Вот так. А в этих специальных заведениях, что тут удивляться, ведь там все равно лежали выходцы из того же самого НАРОДА, что осаждает по утрам общественный транспорт, а вечером стоит в очереди. Так что тут мы имеем вовсе даже, наверное, и не РАССЛОЕНИЕ как таковое, а КОНЦЕНТРАЦИЮ, здоровую по своей основе, исполнению и замыслу.
К одному такому выходцу из народа, воспитанному вместе со мной в деревне Кубеково К-ского края, художнику Н. я и направился однажды на свидание, вооруженный опытом знания и всеми изложенными рассуждениями. Я и пришел в эту самую специальную больницу, поражающую глаз чистотой, порядком и зеленью. Зашел, отпихнул человека в халате, который мне сказал: «Ты куда?» – снял пальто, повесил его на первый попавшийся гвоздь, вынул из сумки личный белый халат, домашние тапки, взял сумку и пошел по бесконечным коридорам к своему знакомому художнику Н.

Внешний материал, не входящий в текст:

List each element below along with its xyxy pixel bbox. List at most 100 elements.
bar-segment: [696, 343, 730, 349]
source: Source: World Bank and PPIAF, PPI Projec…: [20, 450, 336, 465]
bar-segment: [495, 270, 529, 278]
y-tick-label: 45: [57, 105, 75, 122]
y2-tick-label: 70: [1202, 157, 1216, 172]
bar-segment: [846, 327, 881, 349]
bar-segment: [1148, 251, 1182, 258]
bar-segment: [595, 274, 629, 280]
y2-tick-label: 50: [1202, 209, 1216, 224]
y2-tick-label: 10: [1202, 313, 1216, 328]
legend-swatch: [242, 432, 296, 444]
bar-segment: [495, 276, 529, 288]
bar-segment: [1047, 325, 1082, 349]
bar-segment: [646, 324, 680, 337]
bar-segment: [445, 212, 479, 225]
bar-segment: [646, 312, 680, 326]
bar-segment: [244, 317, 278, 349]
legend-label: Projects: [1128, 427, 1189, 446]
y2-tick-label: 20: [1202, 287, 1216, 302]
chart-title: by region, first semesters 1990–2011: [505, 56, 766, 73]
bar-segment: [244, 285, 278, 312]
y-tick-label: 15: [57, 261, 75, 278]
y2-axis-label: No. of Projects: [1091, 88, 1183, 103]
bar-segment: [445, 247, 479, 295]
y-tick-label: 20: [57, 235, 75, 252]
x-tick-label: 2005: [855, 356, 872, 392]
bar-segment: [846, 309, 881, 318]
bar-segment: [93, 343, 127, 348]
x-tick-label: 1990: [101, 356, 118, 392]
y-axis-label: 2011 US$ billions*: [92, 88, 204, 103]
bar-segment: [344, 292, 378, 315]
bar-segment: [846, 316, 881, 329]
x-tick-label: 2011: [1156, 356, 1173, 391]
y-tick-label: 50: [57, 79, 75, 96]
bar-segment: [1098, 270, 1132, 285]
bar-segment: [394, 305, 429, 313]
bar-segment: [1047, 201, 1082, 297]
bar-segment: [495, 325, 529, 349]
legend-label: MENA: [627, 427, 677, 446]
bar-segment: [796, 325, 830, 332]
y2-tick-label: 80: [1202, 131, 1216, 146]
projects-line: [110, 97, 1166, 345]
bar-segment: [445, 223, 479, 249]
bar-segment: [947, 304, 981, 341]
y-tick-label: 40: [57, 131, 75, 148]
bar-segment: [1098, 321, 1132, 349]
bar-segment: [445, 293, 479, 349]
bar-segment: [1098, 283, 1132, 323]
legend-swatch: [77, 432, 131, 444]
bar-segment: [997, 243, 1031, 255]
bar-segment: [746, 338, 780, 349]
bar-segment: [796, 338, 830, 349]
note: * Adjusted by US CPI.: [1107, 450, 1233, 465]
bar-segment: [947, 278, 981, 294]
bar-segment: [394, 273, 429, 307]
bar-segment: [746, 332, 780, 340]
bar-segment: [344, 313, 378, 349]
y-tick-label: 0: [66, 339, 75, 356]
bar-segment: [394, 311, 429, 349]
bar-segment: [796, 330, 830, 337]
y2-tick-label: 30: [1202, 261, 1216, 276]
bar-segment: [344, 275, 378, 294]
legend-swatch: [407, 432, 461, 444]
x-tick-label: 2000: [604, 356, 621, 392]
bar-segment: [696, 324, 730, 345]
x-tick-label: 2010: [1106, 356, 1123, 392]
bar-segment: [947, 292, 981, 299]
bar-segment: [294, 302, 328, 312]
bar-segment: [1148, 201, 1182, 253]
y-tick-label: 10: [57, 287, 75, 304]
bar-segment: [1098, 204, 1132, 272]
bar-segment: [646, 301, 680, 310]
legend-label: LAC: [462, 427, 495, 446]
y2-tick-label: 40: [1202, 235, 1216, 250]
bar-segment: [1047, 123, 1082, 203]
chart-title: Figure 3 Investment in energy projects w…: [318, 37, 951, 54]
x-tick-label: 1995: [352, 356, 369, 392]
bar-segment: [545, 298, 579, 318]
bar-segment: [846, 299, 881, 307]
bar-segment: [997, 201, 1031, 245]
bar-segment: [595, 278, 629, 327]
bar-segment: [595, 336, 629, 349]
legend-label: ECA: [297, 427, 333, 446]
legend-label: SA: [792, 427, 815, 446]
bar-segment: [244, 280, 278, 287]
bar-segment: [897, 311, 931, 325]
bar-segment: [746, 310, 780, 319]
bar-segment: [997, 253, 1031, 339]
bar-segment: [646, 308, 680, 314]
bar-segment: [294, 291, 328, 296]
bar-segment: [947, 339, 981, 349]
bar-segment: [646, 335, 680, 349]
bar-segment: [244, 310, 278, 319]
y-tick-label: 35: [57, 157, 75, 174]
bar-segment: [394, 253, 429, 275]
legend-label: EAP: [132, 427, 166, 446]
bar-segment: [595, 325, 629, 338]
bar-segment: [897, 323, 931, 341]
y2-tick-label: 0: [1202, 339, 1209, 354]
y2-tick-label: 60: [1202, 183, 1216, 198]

А только он меня сразу же нагнал, кого я отпихнул. И опять говорит: «Вы куда, товарищ?» Я тогда вынужден был остановиться и сказать:
– Я несу минеральную воду.
– Какую такую воду? – страшно удивился человек в белом халате и очках. В галстуке, брюках черных…
– «Боржом», – сказал я, отвернув от него лицо, и пошел дальше по бесконечным коридорам.
А только тот меня опять догоняет и снова теребит:
– Простите, но вы к кому идете, товарищ? А я ему в ответ:
– Я, товарищ, несу минеральную воду одному ТОВАРИЩУ. Мне ПОЛОЖЕНО к нему ходить!
Тут-то очкастый человек и призадумался сильно, услышав, что ТОВАРИЩ и ПОЛОЖЕНО. Но на всякий случай спросил:
– У вас и пропуск есть?
– Разумеется! – разумеется, ответил я, хотя пропуска у меня никуда и никогда не было и не будет.